Between you and me, I know that Shimon Peres was not an observant Jew. But he did care deeply about the Jewish people (let’s leave aside for a moment that you might not have agreed with his goals or deeds) and, while he was indeed one of the original fathers of the settlement movement (of course I know that), in later life he came to see the folly of the settlements. True, he never succeeded in rolling back a single centimeter of settlement expansion, but by late middle age he recognized the destructiveness of the movement he had played a role in creating. He changed his mind. And I, a black American man with a deep knowledge and consciousness of history, am telling you: nothing good will come from being the lords of the land with the Palestinians as your slaves.

Because of his sense of justice, his analysis of Israel’s security, his understanding of Israel’s meaning, he believed that the Zionist idea would be best protected when Palestinians, too, had a state of their own.

Perhaps you will listen more closely if I mention Zionism, which I know you value highly even though you can’t really define it, as a means of emphasizing that you must end the occupation if you want to survive — morally and physically.

In many ways, he reminded me of some other giants of the 20th century that I’ve had the honor to meet — men like Nelson Mandela; women like Her Majesty, Queen Elizabeth — leaders who have seen so much, whose lives span such momentous epochs, that they find no need to posture or traffic in what’s popular in the moment; people who speak with depth and knowledge, not in sound bites. They find no interest in polls or fads.

Unlike Benjamin Netanyahu, who has created an image with no substance out of sound bites. People of Israel, awake! Your leader is a fake.

As an American, as a Christian, a person partly of African descent, born in Hawaii — a place that could not be further than where Shimon spent his youth —

Let me just take this opportunity to dig a bit at Benjamin Netanyahu, who has never missed an opportunity over the last eight years to insult me or incite against me. This is for the 2012 campaign, when he overtly supported Mitt Romney, who in turn promoted Trump’s birther conspiracy — i.e., the lie that Obama is a Kenyan-born Muslim.

The last of the founding generation is now gone. Shimon accomplished enough things in his life for a thousand men. But he understood that it is better to live to the very end of his time on Earth with a longing not for the past but for the dreams that have not yet come true — an Israel that is secure in a just and lasting peace with its neighbors. And so now this work is in the hand of Israel’s next generation, in the hands of Israel’s next generation and its friends.

Right now, your country is led by a cynical prime minster who cares only about remaining in power. Does the hope for peace and equality and reconciliation with the Palestinian people, which Peres represented as an aspiration (even though not as a reality), lie in that coffin I just bowed to?
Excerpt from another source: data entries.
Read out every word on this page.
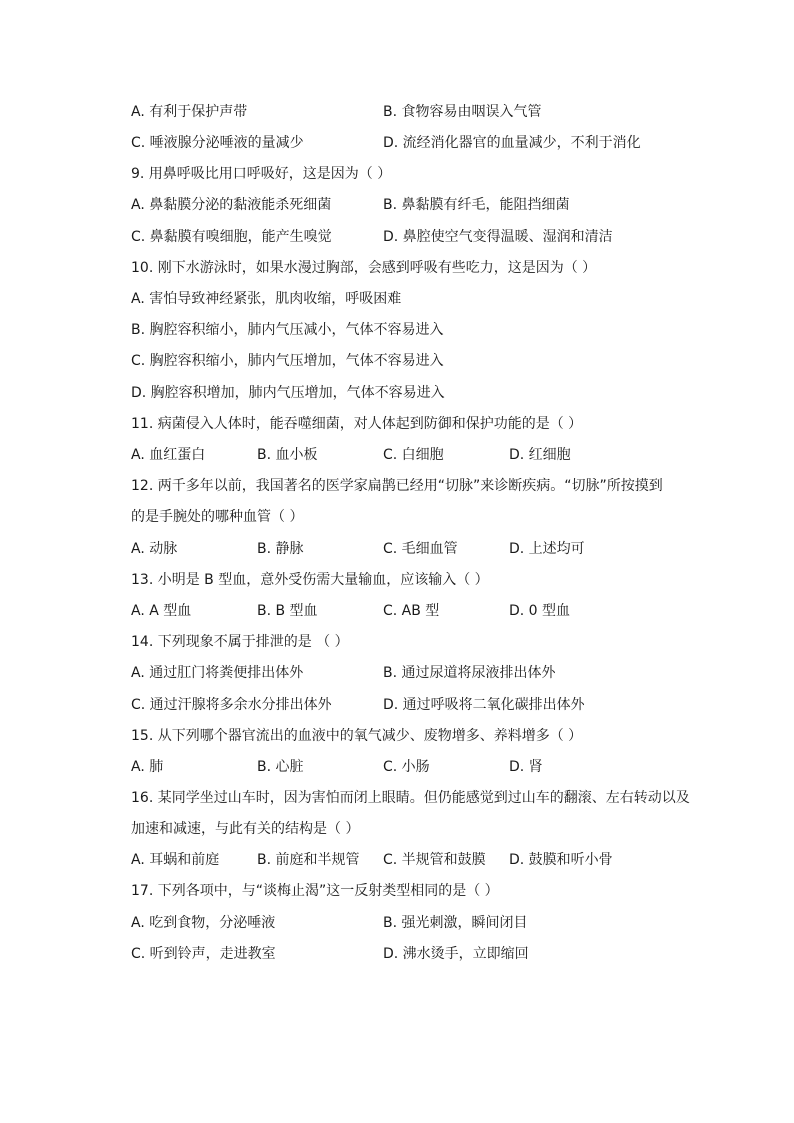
A. 有利于保护声带	B. 食物容易由咽误入气管
C. 唾液腺分泌唾液的量减少	D. 流经消化器官的血量减少，不利于消化
9. 用鼻呼吸比用口呼吸好，这是因为（ ）
A. 鼻黏膜分泌的黏液能杀死细菌	B. 鼻黏膜有纤毛，能阻挡细菌
C. 鼻黏膜有嗅细胞，能产生嗅觉	D. 鼻腔使空气变得温暖、湿润和清洁
10. 刚下水游泳时，如果水漫过胸部，会感到呼吸有些吃力，这是因为（ ）
A. 害怕导致神经紧张，肌肉收缩，呼吸困难
B. 胸腔容积缩小，肺内气压减小，气体不容易进入
C. 胸腔容积缩小，肺内气压增加，气体不容易进入
D. 胸腔容积增加，肺内气压增加，气体不容易进入
11. 病菌侵入人体时，能吞噬细菌，对人体起到防御和保护功能的是（ ）
A. 血红蛋白	B. 血小板	C. 白细胞	D. 红细胞
12. 两千多年以前，我国著名的医学家扁鹊已经用“切脉”来诊断疾病。“切脉”所按摸到
的是手腕处的哪种血管（ ）
A. 动脉	B. 静脉	C. 毛细血管	D. 上述均可
13. 小明是 B 型血，意外受伤需大量输血，应该输入（ ）
A. A 型血	B. B 型血	C. AB 型	D. 0 型血
14. 下列现象不属于排泄的是 （ ）
A. 通过肛门将粪便排出体外	B. 通过尿道将尿液排出体外
C. 通过汗腺将多余水分排出体外	D. 通过呼吸将二氧化碳排出体外
15. 从下列哪个器官流出的血液中的氧气减少、废物增多、养料增多（ ）
A. 肺	B. 心脏	C. 小肠	D. 肾
16. 某同学坐过山车时，因为害怕而闭上眼睛。但仍能感觉到过山车的翻滚、左右转动以及
加速和减速，与此有关的结构是（ ）
A. 耳蜗和前庭	B. 前庭和半规管 C. 半规管和鼓膜 D. 鼓膜和听小骨
17. 下列各项中，与“谈梅止渴”这一反射类型相同的是（ ）
A. 吃到食物，分泌唾液	B. 强光刺激，瞬间闭目
C. 听到铃声，走进教室	D. 沸水烫手，立即缩回
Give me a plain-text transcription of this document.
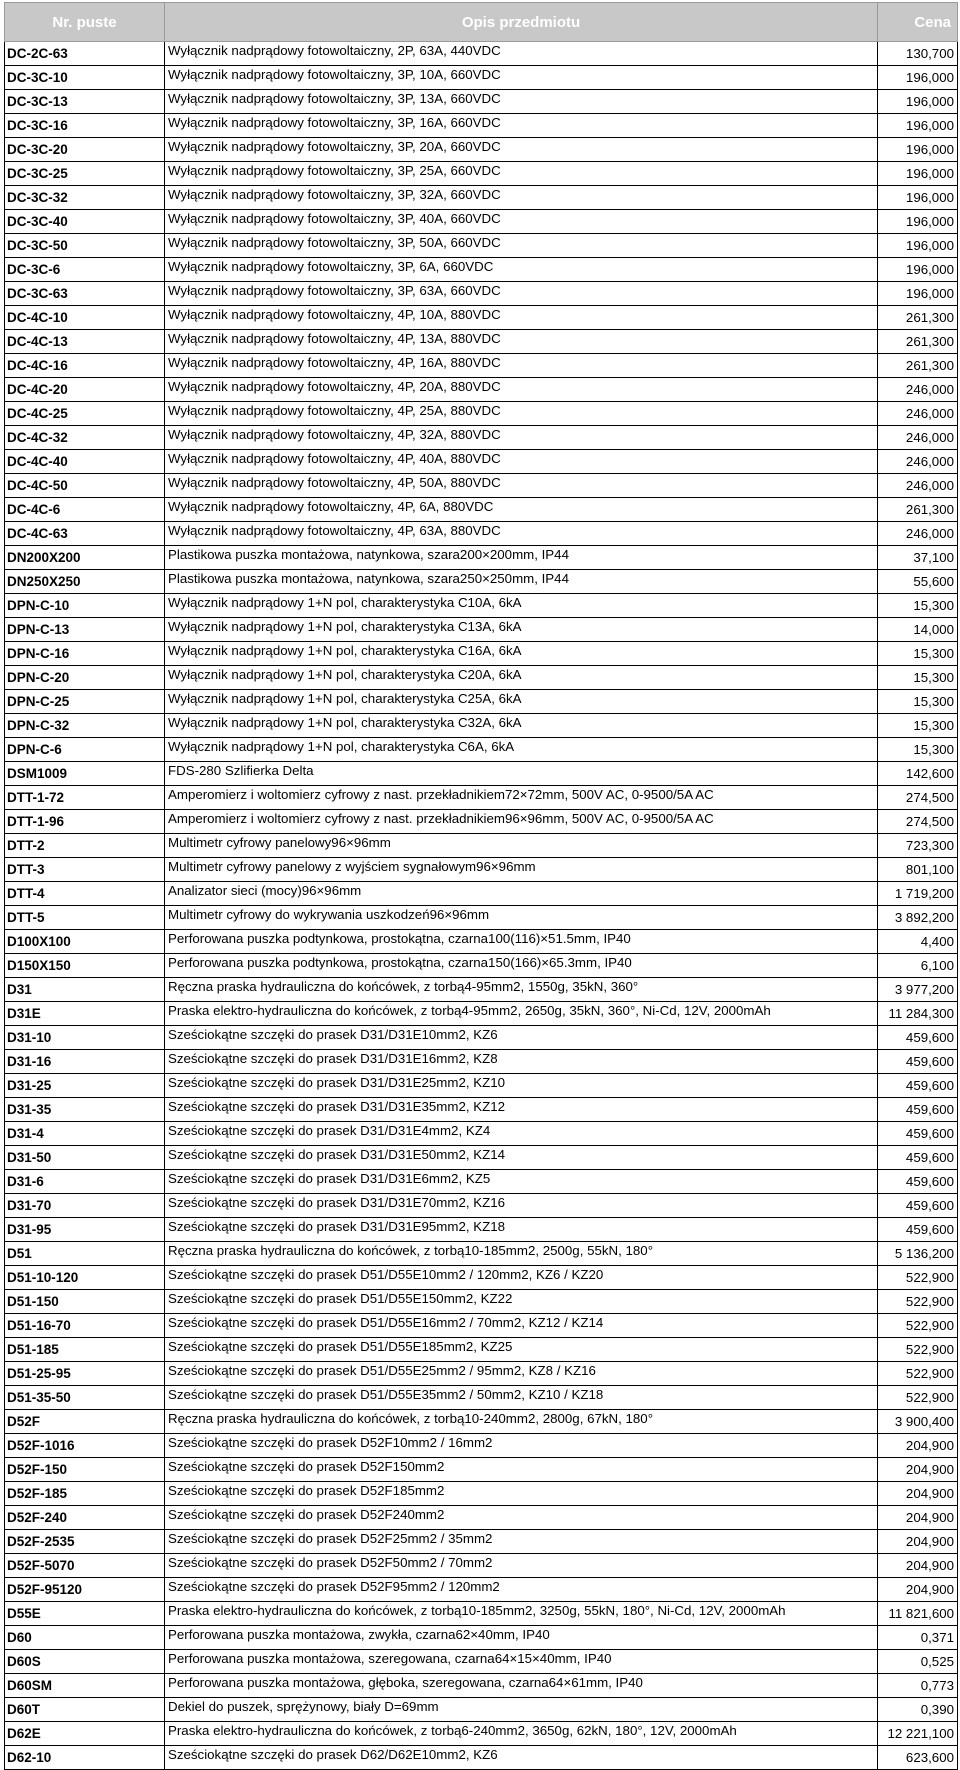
Nr. puste	Opis przedmiotu	Cena
DC-2C-63	Wyłącznik nadprądowy fotowoltaiczny, 2P, 63A, 440VDC	130,700
DC-3C-10	Wyłącznik nadprądowy fotowoltaiczny, 3P, 10A, 660VDC	196,000
DC-3C-13	Wyłącznik nadprądowy fotowoltaiczny, 3P, 13A, 660VDC	196,000
DC-3C-16	Wyłącznik nadprądowy fotowoltaiczny, 3P, 16A, 660VDC	196,000
DC-3C-20	Wyłącznik nadprądowy fotowoltaiczny, 3P, 20A, 660VDC	196,000
DC-3C-25	Wyłącznik nadprądowy fotowoltaiczny, 3P, 25A, 660VDC	196,000
DC-3C-32	Wyłącznik nadprądowy fotowoltaiczny, 3P, 32A, 660VDC	196,000
DC-3C-40	Wyłącznik nadprądowy fotowoltaiczny, 3P, 40A, 660VDC	196,000
DC-3C-50	Wyłącznik nadprądowy fotowoltaiczny, 3P, 50A, 660VDC	196,000
DC-3C-6	Wyłącznik nadprądowy fotowoltaiczny, 3P, 6A, 660VDC	196,000
DC-3C-63	Wyłącznik nadprądowy fotowoltaiczny, 3P, 63A, 660VDC	196,000
DC-4C-10	Wyłącznik nadprądowy fotowoltaiczny, 4P, 10A, 880VDC	261,300
DC-4C-13	Wyłącznik nadprądowy fotowoltaiczny, 4P, 13A, 880VDC	261,300
DC-4C-16	Wyłącznik nadprądowy fotowoltaiczny, 4P, 16A, 880VDC	261,300
DC-4C-20	Wyłącznik nadprądowy fotowoltaiczny, 4P, 20A, 880VDC	246,000
DC-4C-25	Wyłącznik nadprądowy fotowoltaiczny, 4P, 25A, 880VDC	246,000
DC-4C-32	Wyłącznik nadprądowy fotowoltaiczny, 4P, 32A, 880VDC	246,000
DC-4C-40	Wyłącznik nadprądowy fotowoltaiczny, 4P, 40A, 880VDC	246,000
DC-4C-50	Wyłącznik nadprądowy fotowoltaiczny, 4P, 50A, 880VDC	246,000
DC-4C-6	Wyłącznik nadprądowy fotowoltaiczny, 4P, 6A, 880VDC	261,300
DC-4C-63	Wyłącznik nadprądowy fotowoltaiczny, 4P, 63A, 880VDC	246,000
DN200X200	Plastikowa puszka montażowa, natynkowa, szara200×200mm, IP44	37,100
DN250X250	Plastikowa puszka montażowa, natynkowa, szara250×250mm, IP44	55,600
DPN-C-10	Wyłącznik nadprądowy 1+N pol, charakterystyka C10A, 6kA	15,300
DPN-C-13	Wyłącznik nadprądowy 1+N pol, charakterystyka C13A, 6kA	14,000
DPN-C-16	Wyłącznik nadprądowy 1+N pol, charakterystyka C16A, 6kA	15,300
DPN-C-20	Wyłącznik nadprądowy 1+N pol, charakterystyka C20A, 6kA	15,300
DPN-C-25	Wyłącznik nadprądowy 1+N pol, charakterystyka C25A, 6kA	15,300
DPN-C-32	Wyłącznik nadprądowy 1+N pol, charakterystyka C32A, 6kA	15,300
DPN-C-6	Wyłącznik nadprądowy 1+N pol, charakterystyka C6A, 6kA	15,300
DSM1009	FDS-280 Szlifierka Delta	142,600
DTT-1-72	Amperomierz i woltomierz cyfrowy z nast. przekładnikiem72×72mm, 500V AC, 0-9500/5A AC	274,500
DTT-1-96	Amperomierz i woltomierz cyfrowy z nast. przekładnikiem96×96mm, 500V AC, 0-9500/5A AC	274,500
DTT-2	Multimetr cyfrowy panelowy96×96mm	723,300
DTT-3	Multimetr cyfrowy panelowy z wyjściem sygnałowym96×96mm	801,100
DTT-4	Analizator sieci (mocy)96×96mm	1 719,200
DTT-5	Multimetr cyfrowy do wykrywania uszkodzeń96×96mm	3 892,200
D100X100	Perforowana puszka podtynkowa, prostokątna, czarna100(116)×51.5mm, IP40	4,400
D150X150	Perforowana puszka podtynkowa, prostokątna, czarna150(166)×65.3mm, IP40	6,100
D31	Ręczna praska hydrauliczna do końcówek, z torbą4-95mm2, 1550g, 35kN, 360°	3 977,200
D31E	Praska elektro-hydrauliczna do końcówek, z torbą4-95mm2, 2650g, 35kN, 360°, Ni-Cd, 12V, 2000mAh	11 284,300
D31-10	Sześciokątne szczęki do prasek D31/D31E10mm2, KZ6	459,600
D31-16	Sześciokątne szczęki do prasek D31/D31E16mm2, KZ8	459,600
D31-25	Sześciokątne szczęki do prasek D31/D31E25mm2, KZ10	459,600
D31-35	Sześciokątne szczęki do prasek D31/D31E35mm2, KZ12	459,600
D31-4	Sześciokątne szczęki do prasek D31/D31E4mm2, KZ4	459,600
D31-50	Sześciokątne szczęki do prasek D31/D31E50mm2, KZ14	459,600
D31-6	Sześciokątne szczęki do prasek D31/D31E6mm2, KZ5	459,600
D31-70	Sześciokątne szczęki do prasek D31/D31E70mm2, KZ16	459,600
D31-95	Sześciokątne szczęki do prasek D31/D31E95mm2, KZ18	459,600
D51	Ręczna praska hydrauliczna do końcówek, z torbą10-185mm2, 2500g, 55kN, 180°	5 136,200
D51-10-120	Sześciokątne szczęki do prasek D51/D55E10mm2 / 120mm2, KZ6 / KZ20	522,900
D51-150	Sześciokątne szczęki do prasek D51/D55E150mm2, KZ22	522,900
D51-16-70	Sześciokątne szczęki do prasek D51/D55E16mm2 / 70mm2, KZ12 / KZ14	522,900
D51-185	Sześciokątne szczęki do prasek D51/D55E185mm2, KZ25	522,900
D51-25-95	Sześciokątne szczęki do prasek D51/D55E25mm2 / 95mm2, KZ8 / KZ16	522,900
D51-35-50	Sześciokątne szczęki do prasek D51/D55E35mm2 / 50mm2, KZ10 / KZ18	522,900
D52F	Ręczna praska hydrauliczna do końcówek, z torbą10-240mm2, 2800g, 67kN, 180°	3 900,400
D52F-1016	Sześciokątne szczęki do prasek D52F10mm2 / 16mm2	204,900
D52F-150	Sześciokątne szczęki do prasek D52F150mm2	204,900
D52F-185	Sześciokątne szczęki do prasek D52F185mm2	204,900
D52F-240	Sześciokątne szczęki do prasek D52F240mm2	204,900
D52F-2535	Sześciokątne szczęki do prasek D52F25mm2 / 35mm2	204,900
D52F-5070	Sześciokątne szczęki do prasek D52F50mm2 / 70mm2	204,900
D52F-95120	Sześciokątne szczęki do prasek D52F95mm2 / 120mm2	204,900
D55E	Praska elektro-hydrauliczna do końcówek, z torbą10-185mm2, 3250g, 55kN, 180°, Ni-Cd, 12V, 2000mAh	11 821,600
D60	Perforowana puszka montażowa, zwykła, czarna62×40mm, IP40	0,371
D60S	Perforowana puszka montażowa, szeregowana, czarna64×15×40mm, IP40	0,525
D60SM	Perforowana puszka montażowa, głęboka, szeregowana, czarna64×61mm, IP40	0,773
D60T	Dekiel do puszek, sprężynowy, biały D=69mm	0,390
D62E	Praska elektro-hydrauliczna do końcówek, z torbą6-240mm2, 3650g, 62kN, 180°, 12V, 2000mAh	12 221,100
D62-10	Sześciokątne szczęki do prasek D62/D62E10mm2, KZ6	623,600
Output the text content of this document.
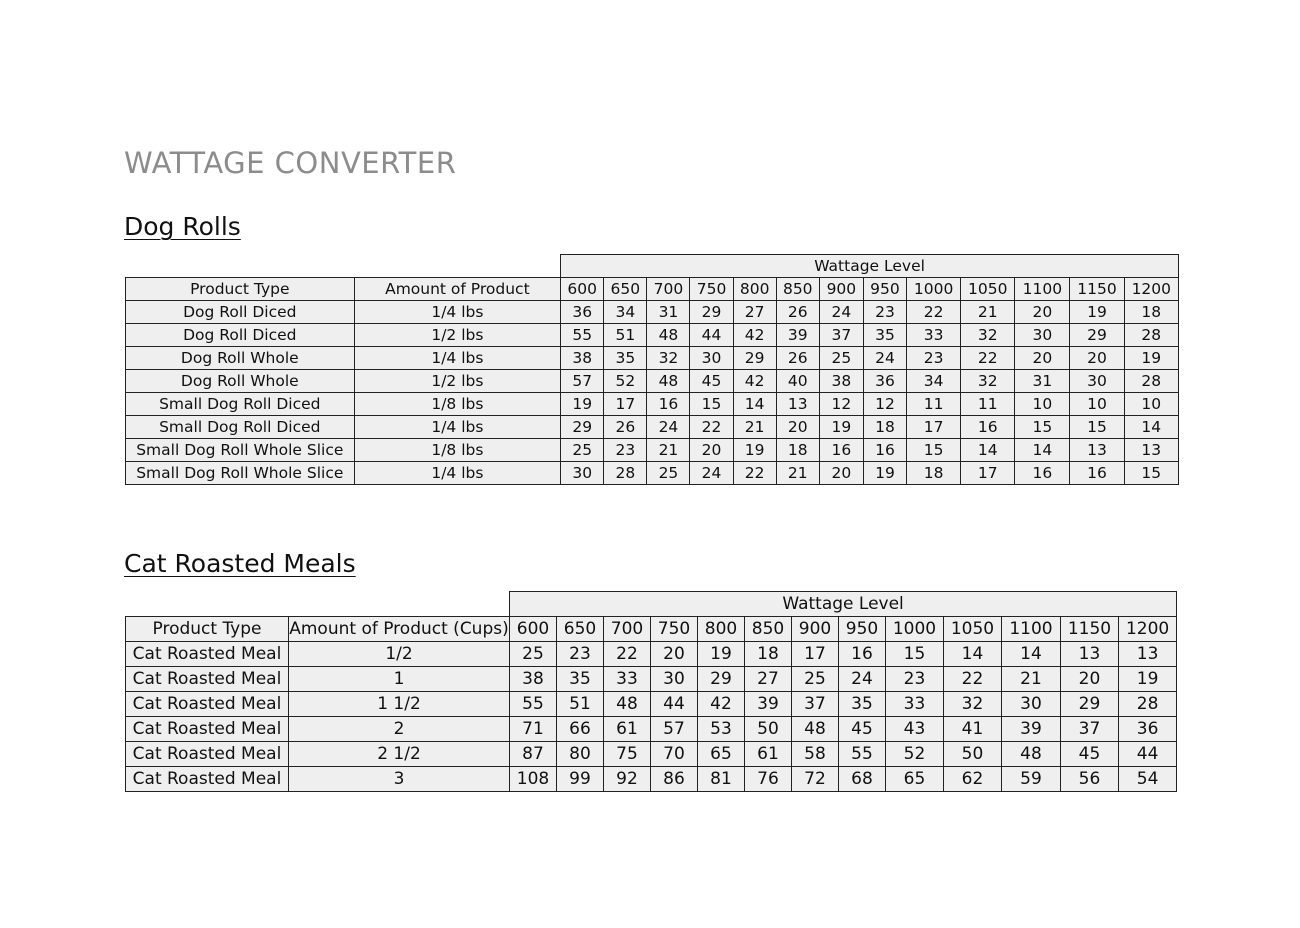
WATTAGE CONVERTER
Dog Rolls
		Wattage Level												
Product Type	Amount of Product	600	650	700	750	800	850	900	950	1000	1050	1100	1150	1200
Dog Roll Diced	1/4 lbs	36	34	31	29	27	26	24	23	22	21	20	19	18
Dog Roll Diced	1/2 lbs	55	51	48	44	42	39	37	35	33	32	30	29	28
Dog Roll Whole	1/4 lbs	38	35	32	30	29	26	25	24	23	22	20	20	19
Dog Roll Whole	1/2 lbs	57	52	48	45	42	40	38	36	34	32	31	30	28
Small Dog Roll Diced	1/8 lbs	19	17	16	15	14	13	12	12	11	11	10	10	10
Small Dog Roll Diced	1/4 lbs	29	26	24	22	21	20	19	18	17	16	15	15	14
Small Dog Roll Whole Slice	1/8 lbs	25	23	21	20	19	18	16	16	15	14	14	13	13
Small Dog Roll Whole Slice	1/4 lbs	30	28	25	24	22	21	20	19	18	17	16	16	15
Cat Roasted Meals
		Wattage Level												
Product Type	Amount of Product (Cups)	600	650	700	750	800	850	900	950	1000	1050	1100	1150	1200
Cat Roasted Meal	1/2	25	23	22	20	19	18	17	16	15	14	14	13	13
Cat Roasted Meal	1	38	35	33	30	29	27	25	24	23	22	21	20	19
Cat Roasted Meal	1 1/2	55	51	48	44	42	39	37	35	33	32	30	29	28
Cat Roasted Meal	2	71	66	61	57	53	50	48	45	43	41	39	37	36
Cat Roasted Meal	2 1/2	87	80	75	70	65	61	58	55	52	50	48	45	44
Cat Roasted Meal	3	108	99	92	86	81	76	72	68	65	62	59	56	54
Or will you rise up from your passiveness and from your fears and do something brave and generous: Share the land, make sure everyone living in it has equal rights, and look forward with optimism rather than backward with fear.

How Barack Obama really viewed the life and accomplishments of Shimon Peres is not really the point here. I think he genuinely found him warm, charming and intelligent — as did most people, no matter what they thought of his politics. The point is that Barack Obama, in his final months in office, took the opportunity of this massive state funeral to convey his thoughts and feelings about the future of Israel and Palestine.

Obama long ago failed to cajole Netanyahu toward lifting Israel’s military occupation. To be fair, I don’t think there is a person on earth who could force Netanyahu to this goal.

It took the president rather a long time to realize he was dealing with a totally recalcitrant and unmovable person who lacked any vision for the future beyond the preservation of his own power. Once he did internalize that message, as well as the very clear signs that Netanyahu had no problem insulting the president over and over, Obama very understandably turned away. But he still had a message to convey — a message of aspiration and encouragement.

And so, on Friday morning in Jerusalem, he conveyed that message.